Needless to say (if you read my previous post or any of the many other accounts of institutional and systemic white privilege) people of color in the U.S. continue to face significant extra burdens in trying to meet their most basic needs. Besides this obvious fact, Maslow’s hierarchy doesn’t necessarily even work the same way for people of color in this country. It may not be possible for black and brown folks in the contemporary U.S. to have their deficiency needs reliably met. Being elected to the highest office in the land was not enough to garner President Obama sufficient respect that he could escape the humiliation of having to show his papers. And, as the recent murder of two Sikh men in Sacramento demonstrates, not even physical safety can be taken for granted when you are perceived as different than the white norm.

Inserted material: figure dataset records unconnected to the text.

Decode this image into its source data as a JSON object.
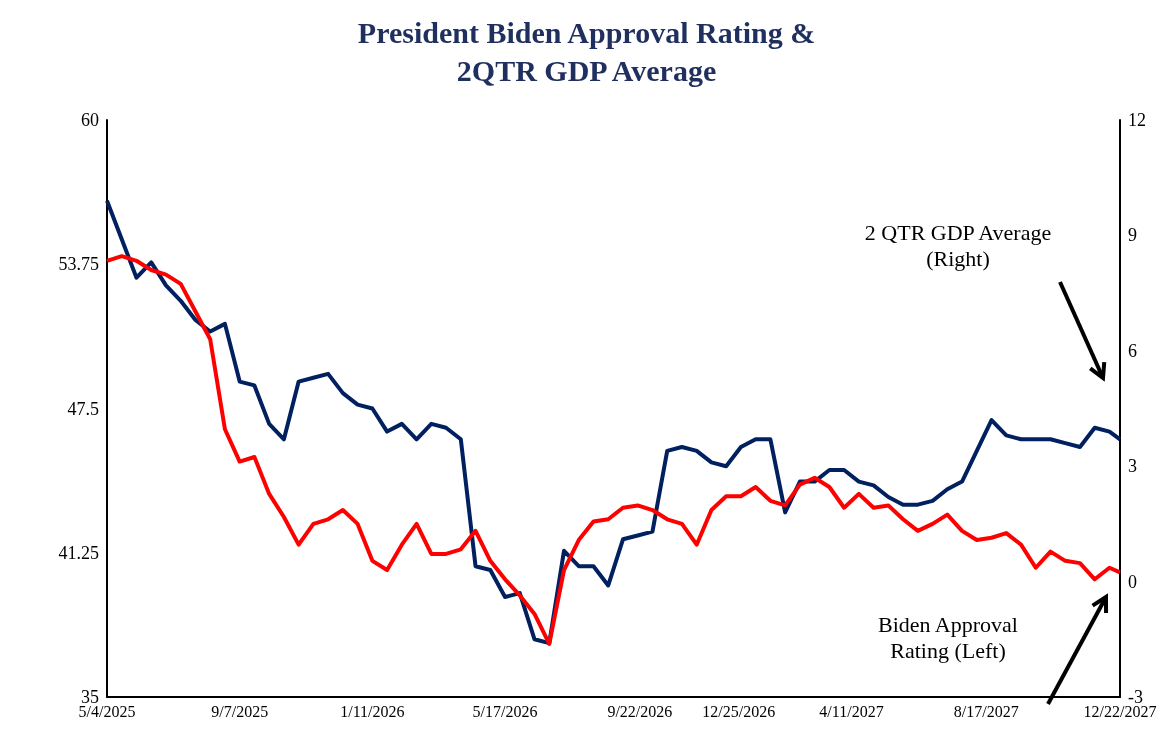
{
  "chart_data": {
    "type": "line",
    "title": "President Biden Approval Rating &\n2QTR GDP Average",
    "x": [
      "2025-05-04",
      "2025-05-18",
      "2025-06-01",
      "2025-06-15",
      "2025-06-29",
      "2025-07-13",
      "2025-07-27",
      "2025-08-10",
      "2025-08-24",
      "2025-09-07",
      "2025-09-21",
      "2025-10-05",
      "2025-10-19",
      "2025-11-02",
      "2025-11-16",
      "2025-11-30",
      "2025-12-14",
      "2025-12-28",
      "2026-01-11",
      "2026-01-25",
      "2026-02-08",
      "2026-02-22",
      "2026-03-08",
      "2026-03-22",
      "2026-04-05",
      "2026-04-19",
      "2026-05-03",
      "2026-05-17",
      "2026-05-31",
      "2026-06-14",
      "2026-06-28",
      "2026-07-12",
      "2026-07-26",
      "2026-08-09",
      "2026-08-23",
      "2026-09-06",
      "2026-09-20",
      "2026-10-04",
      "2026-10-18",
      "2026-11-01",
      "2026-11-15",
      "2026-11-29",
      "2026-12-13",
      "2026-12-27",
      "2027-01-10",
      "2027-01-24",
      "2027-02-07",
      "2027-02-21",
      "2027-03-07",
      "2027-03-21",
      "2027-04-04",
      "2027-04-18",
      "2027-05-02",
      "2027-05-16",
      "2027-05-30",
      "2027-06-13",
      "2027-06-27",
      "2027-07-11",
      "2027-07-25",
      "2027-08-08",
      "2027-08-22",
      "2027-09-05",
      "2027-09-19",
      "2027-10-03",
      "2027-10-17",
      "2027-10-31",
      "2027-11-14",
      "2027-11-28",
      "2027-12-12",
      "2027-12-22"
    ],
    "series": [
      {
        "color": "#ff0000",
        "values": [
          53.9,
          54.1,
          53.9,
          53.5,
          53.3,
          52.9,
          51.7,
          50.5,
          46.6,
          45.2,
          45.4,
          43.8,
          42.8,
          41.6,
          42.5,
          42.7,
          43.1,
          42.5,
          40.9,
          40.5,
          41.6,
          42.5,
          41.2,
          41.2,
          41.4,
          42.2,
          40.9,
          40.1,
          39.4,
          38.6,
          37.3,
          40.5,
          41.8,
          42.6,
          42.7,
          43.2,
          43.3,
          43.1,
          42.7,
          42.5,
          41.6,
          43.1,
          43.7,
          43.7,
          44.1,
          43.5,
          43.3,
          44.2,
          44.5,
          44.1,
          43.2,
          43.8,
          43.2,
          43.3,
          42.7,
          42.2,
          42.5,
          42.9,
          42.2,
          41.8,
          41.9,
          42.1,
          41.6,
          40.6,
          41.3,
          40.9,
          40.8,
          40.1,
          40.6,
          40.4
        ]
      },
      {
        "color": "#002060",
        "axis": "y2",
        "values": [
          9.9,
          8.9,
          7.9,
          8.3,
          7.7,
          7.3,
          6.8,
          6.5,
          6.7,
          5.2,
          5.1,
          4.1,
          3.7,
          5.2,
          5.3,
          5.4,
          4.9,
          4.6,
          4.5,
          3.9,
          4.1,
          3.7,
          4.1,
          4.0,
          3.7,
          0.4,
          0.3,
          -0.4,
          -0.3,
          -1.5,
          -1.6,
          0.8,
          0.4,
          0.4,
          -0.1,
          1.1,
          1.2,
          1.3,
          3.4,
          3.5,
          3.4,
          3.1,
          3.0,
          3.5,
          3.7,
          3.7,
          1.8,
          2.6,
          2.6,
          2.9,
          2.9,
          2.6,
          2.5,
          2.2,
          2.0,
          2.0,
          2.1,
          2.4,
          2.6,
          3.4,
          4.2,
          3.8,
          3.7,
          3.7,
          3.7,
          3.6,
          3.5,
          4.0,
          3.9,
          3.7
        ]
      }
    ],
    "xlim": [
      "2025-05-04",
      "2027-12-22"
    ],
    "xticks": [
      {
        "value": "2025-05-04",
        "label": "5/4/2025"
      },
      {
        "value": "2025-09-07",
        "label": "9/7/2025"
      },
      {
        "value": "2026-01-11",
        "label": "1/11/2026"
      },
      {
        "value": "2026-05-17",
        "label": "5/17/2026"
      },
      {
        "value": "2026-09-22",
        "label": "9/22/2026"
      },
      {
        "value": "2026-12-25",
        "label": "12/25/2026"
      },
      {
        "value": "2027-04-11",
        "label": "4/11/2027"
      },
      {
        "value": "2027-08-17",
        "label": "8/17/2027"
      },
      {
        "value": "2027-12-22",
        "label": "12/22/2027"
      }
    ],
    "ylim": [
      35,
      60
    ],
    "yticks": [
      35,
      41.25,
      47.5,
      53.75,
      60
    ],
    "y2lim": [
      -3,
      12
    ],
    "y2ticks": [
      -3,
      0,
      3,
      6,
      9,
      12
    ],
    "annotations": [
      "2 QTR GDP Average\n(Right)",
      "Biden Approval\nRating (Left)"
    ]
  }
}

So where does all this leave us? Clearly, if my analysis is correct, white privilege is practically written into the charter of the Ecospiritual movement. But I want to be clear that it is not my intention simply to critique the movement. I consider myself hopelessly committed to it, and I think it has a valuable role to play. I do believe, however, that in order to have the impact we wish to have in the world, we must build genuine alliances with the wider movement for human liberation and justice, which is lead primarily by people of color. And this cannot happen unless the white folks in the Ecospiritual movement are willing to confront our own racial privileges. I don’t pretend to have all the answers, but I am convinced that the Ecospiritual movement is going to be rendered irrelevant unless challenging racism and white privilege becomes a basic premise of our work.
[i] I have no research to support this negative claim, but if anyone has an example to disprove it, I’d love to hear it. BTW, I certainly don’t mean to suggest that individuals cannot be committed, to the point of risking their lives, to causes that do not serve their personal or collective interests. The Civil Rights movement provides plenty of counterexamples to that, and the US military is one big counterexample.
[ii] This habit of thought draws its psychic sustenance, I suppose, from the millennialism that continues to characterize Western thinking about the future.